What, you may ask, does Israel have to do with a Palestinian community arts and education festival? Well, of course, Israel is the ultimate censor of what Palestinians may see and may not see. Under occupation, art is subject to the Israeli Civil Administration's decisions as to whether the artist should appear. How this censorship works, like much of the Orwellian control of the Israeli occupation, is, as we in the West say, Byzantine.
In this case, The Freedom Theatre applied more than two months ago to the Palestinian Ministry of Civil Affairs for a permit for the artists to enter the West Bank to perform. Duly stamped by the Ministry, the permit application was forwarded to the Israeli Civil Administration (which, despite its name, is a branch of the Israeli army). On March 11, The Freedom Theatre was informed by the Palestinian Ministry that the Israelis had denied the permit. The censors have spoken. The artists will not be seen or heard.
Cartoonist Khalid Albaih of Sudan said, “ For Israel to deny my entry to the "Palestinian" territories sums up the whole Israel/Palestine conflict." Sondos Shabayek, the Egyptian theatrical artist famed for developing the Tahrir Monologues, said, in all his travels, he had never been denied entry by any country. Visiting Palestine he felt, is “a means of showing support, of attempting artistic cooperation.”

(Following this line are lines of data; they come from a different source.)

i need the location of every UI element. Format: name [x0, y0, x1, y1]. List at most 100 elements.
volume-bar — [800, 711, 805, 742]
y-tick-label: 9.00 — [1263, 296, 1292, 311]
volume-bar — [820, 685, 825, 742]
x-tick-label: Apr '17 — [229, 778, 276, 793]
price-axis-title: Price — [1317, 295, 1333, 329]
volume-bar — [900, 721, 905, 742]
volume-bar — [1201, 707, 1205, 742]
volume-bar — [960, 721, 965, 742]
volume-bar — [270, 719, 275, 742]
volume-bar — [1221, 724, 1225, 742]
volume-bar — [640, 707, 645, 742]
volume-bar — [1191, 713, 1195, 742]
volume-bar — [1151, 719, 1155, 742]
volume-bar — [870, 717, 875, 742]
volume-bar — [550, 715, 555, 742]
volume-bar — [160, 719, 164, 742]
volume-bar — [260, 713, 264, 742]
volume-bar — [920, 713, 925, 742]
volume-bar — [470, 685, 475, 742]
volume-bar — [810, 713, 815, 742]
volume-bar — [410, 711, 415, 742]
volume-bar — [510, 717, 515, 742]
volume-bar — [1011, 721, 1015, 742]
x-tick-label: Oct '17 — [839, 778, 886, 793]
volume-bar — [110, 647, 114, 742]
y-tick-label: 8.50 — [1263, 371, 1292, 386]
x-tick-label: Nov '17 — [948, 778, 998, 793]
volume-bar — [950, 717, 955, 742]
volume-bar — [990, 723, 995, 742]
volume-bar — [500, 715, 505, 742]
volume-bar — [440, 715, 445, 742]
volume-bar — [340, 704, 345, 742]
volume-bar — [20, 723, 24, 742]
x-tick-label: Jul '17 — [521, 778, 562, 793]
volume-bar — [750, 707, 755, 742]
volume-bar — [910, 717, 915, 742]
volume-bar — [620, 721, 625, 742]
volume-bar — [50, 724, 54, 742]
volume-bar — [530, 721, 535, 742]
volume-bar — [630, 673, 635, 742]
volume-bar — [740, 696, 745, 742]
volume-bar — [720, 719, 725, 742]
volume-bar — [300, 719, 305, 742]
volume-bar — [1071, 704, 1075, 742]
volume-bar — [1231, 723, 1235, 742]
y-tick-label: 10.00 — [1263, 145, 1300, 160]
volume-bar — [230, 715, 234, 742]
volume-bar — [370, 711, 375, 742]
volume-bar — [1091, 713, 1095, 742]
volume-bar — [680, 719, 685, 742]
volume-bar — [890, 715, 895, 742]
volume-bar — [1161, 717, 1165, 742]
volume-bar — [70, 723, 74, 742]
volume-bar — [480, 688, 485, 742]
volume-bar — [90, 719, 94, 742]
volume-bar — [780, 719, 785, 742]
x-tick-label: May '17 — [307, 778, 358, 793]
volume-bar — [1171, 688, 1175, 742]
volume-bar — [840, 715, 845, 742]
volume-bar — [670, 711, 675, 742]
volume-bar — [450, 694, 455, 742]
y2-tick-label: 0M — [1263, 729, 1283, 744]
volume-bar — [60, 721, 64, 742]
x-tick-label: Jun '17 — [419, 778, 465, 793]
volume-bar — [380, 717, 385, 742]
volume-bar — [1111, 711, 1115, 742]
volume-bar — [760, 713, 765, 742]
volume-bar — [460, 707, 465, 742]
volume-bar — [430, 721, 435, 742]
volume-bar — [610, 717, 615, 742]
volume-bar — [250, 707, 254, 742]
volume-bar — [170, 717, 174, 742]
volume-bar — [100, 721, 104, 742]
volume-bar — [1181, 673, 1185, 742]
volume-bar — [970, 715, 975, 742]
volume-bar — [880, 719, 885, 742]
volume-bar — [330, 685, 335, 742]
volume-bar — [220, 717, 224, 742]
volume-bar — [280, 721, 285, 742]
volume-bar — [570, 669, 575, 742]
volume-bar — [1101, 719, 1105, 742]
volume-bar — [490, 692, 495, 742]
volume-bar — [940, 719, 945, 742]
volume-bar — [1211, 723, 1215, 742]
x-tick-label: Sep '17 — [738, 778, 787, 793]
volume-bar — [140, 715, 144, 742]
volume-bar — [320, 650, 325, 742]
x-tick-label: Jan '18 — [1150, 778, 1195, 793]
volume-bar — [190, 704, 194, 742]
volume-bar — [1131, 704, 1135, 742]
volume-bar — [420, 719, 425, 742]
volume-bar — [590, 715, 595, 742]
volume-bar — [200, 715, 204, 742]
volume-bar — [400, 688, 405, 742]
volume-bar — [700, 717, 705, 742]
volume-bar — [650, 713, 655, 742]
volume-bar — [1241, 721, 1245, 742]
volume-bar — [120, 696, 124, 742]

“Ideas,” he tells Israel, “don't need permits.”
This is an important counterpoint to the denunciations of the call for a cultural boycott of Israel whose most prominent spokesman is Bernard-Henri Levy, the French intellectural, who said, in his article “Why Boycott is Crap”:
“...by nature and by conviction, I believe in the power of ideas and, even more, that of the truth. In such circumstances, I am always in favor of debate, the clash of opinions, even the confrontation of convictions--hence, not of censure. “
This seemingly appealing option is not open to artists who wish to perform in Palestine. Debate, the clash of opinions, the confrontation of convictions have no place in occupied territory. The Israeli army will decide who performs in Palestine, and, of course, which Palestinian artists are permitted to perform anywhere else in the world.